I got home late last night and glanced at what I’d written on yesterday’s blog. I do this now and again, after posting – I check back to see if my writing flowed and whether I said anything of interest or rambled a bit too much.
It’s not always helpful.
There was nothing particularly extraordinary about yesterday’s blog. My musings were as honest as ever. But as I read it back, I found myself feeling very exposed. I got to the paragraph about CBT and the unopened box of anti-depressants and then the bit about anxiety and my past history of overeating. Oh dear, I thought. Have I been too open? Have I shot myself in the foot?
After more than two years of blogging, there are very few skeletons left in my closet. And my openness about my personal battles doesn’t seem to have done me any harm to date. In fact, ever since I’ve started being me – in print, on television and wherever I get the chance – my career has flourished in a new direction and I’ve had lots of amazing opportunities to write and talk about what I truly care about. I tried incredibly hard to get into television as a news reporter but once I quit and started to write about things close to my heart, the doors to the TV studios opened without me having to knock them down.
And it’s not only my career that’s flourished. I’ve flourished too – no longer shackled by a 5-day-a-week, 10-hour-a-day, stressful job working to someone else’s schedule and writing according to a pre-set agenda. It’s great being able to work on projects I feel passionate about and to set my own pace, although that’s not always easy.

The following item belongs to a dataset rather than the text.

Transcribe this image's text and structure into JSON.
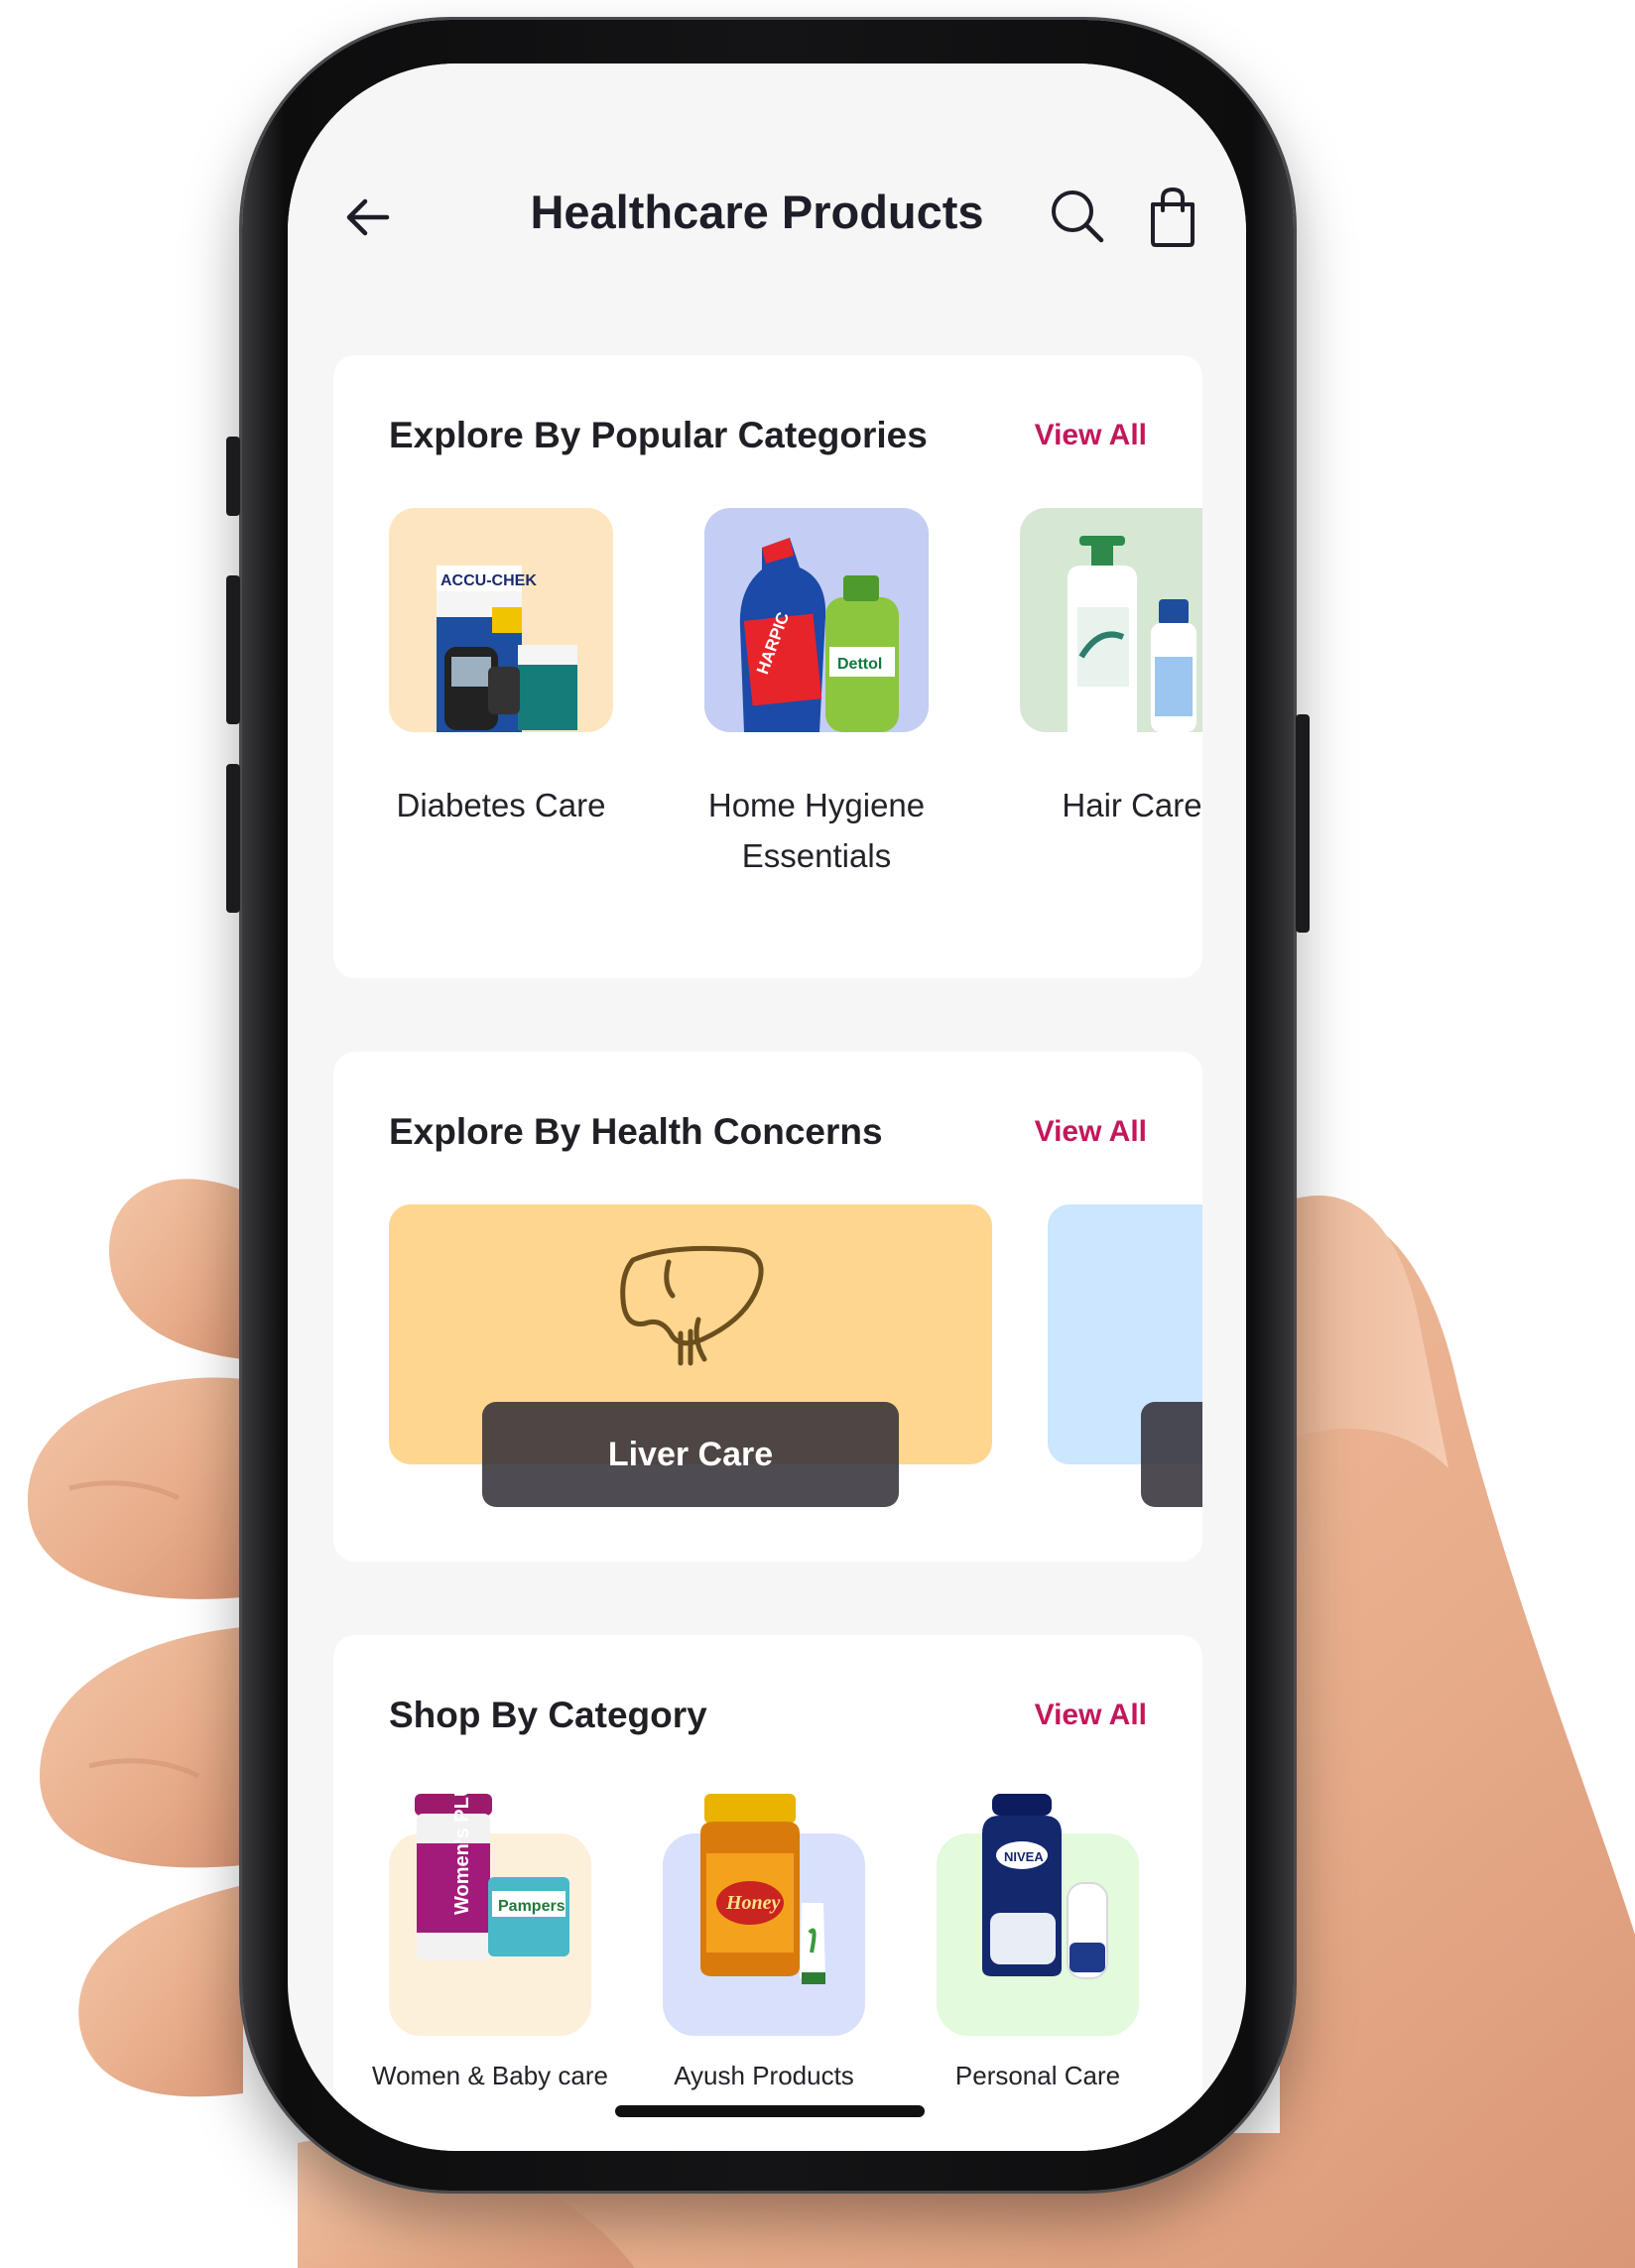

But, as I read that post, I suddenly thought, what if people judge me? Or more to the point, what if publishers judge me?
Because within minutes of me filing yesterday’s blog, my agent sent off my book proposal – The Baby Gap – to a collection of the country’s top publishers. I immediately imagined them reading my blog (do they really have time?) and judging my writing, my thought processes, my honest admissions of my failings and occasional mood swings and deciding I wasn’t fit for the task ahead. Of course, it hasn’t escaped me that many a writer has found success by sharing their struggles with the world. But I’m afraid it won’t work out that way for me.
But at this point, I guess I have a choice – and it’s a very familiar one. To trust that it’s OK to be me or to believe that it isn’t. To continue to be open or to find ways to hide. To share my truth or to censor myself. To have faith that the outcome of all this will be exactly as it’s meant to be or to try and manipulate things to turn out the way I think I want them to.
It’s about believing in myself holistically and embracing all of me – my creative abilities, my dedication to my work, my thoroughness and my passion, but also my struggles, my ups and downs, my peculiar (unique rather than odd) personality and my moments of self-doubt. It’s about staying true to myself and believing in my journey, including the detours and the bumps in the road.
If I do that, what can possibly go wrong?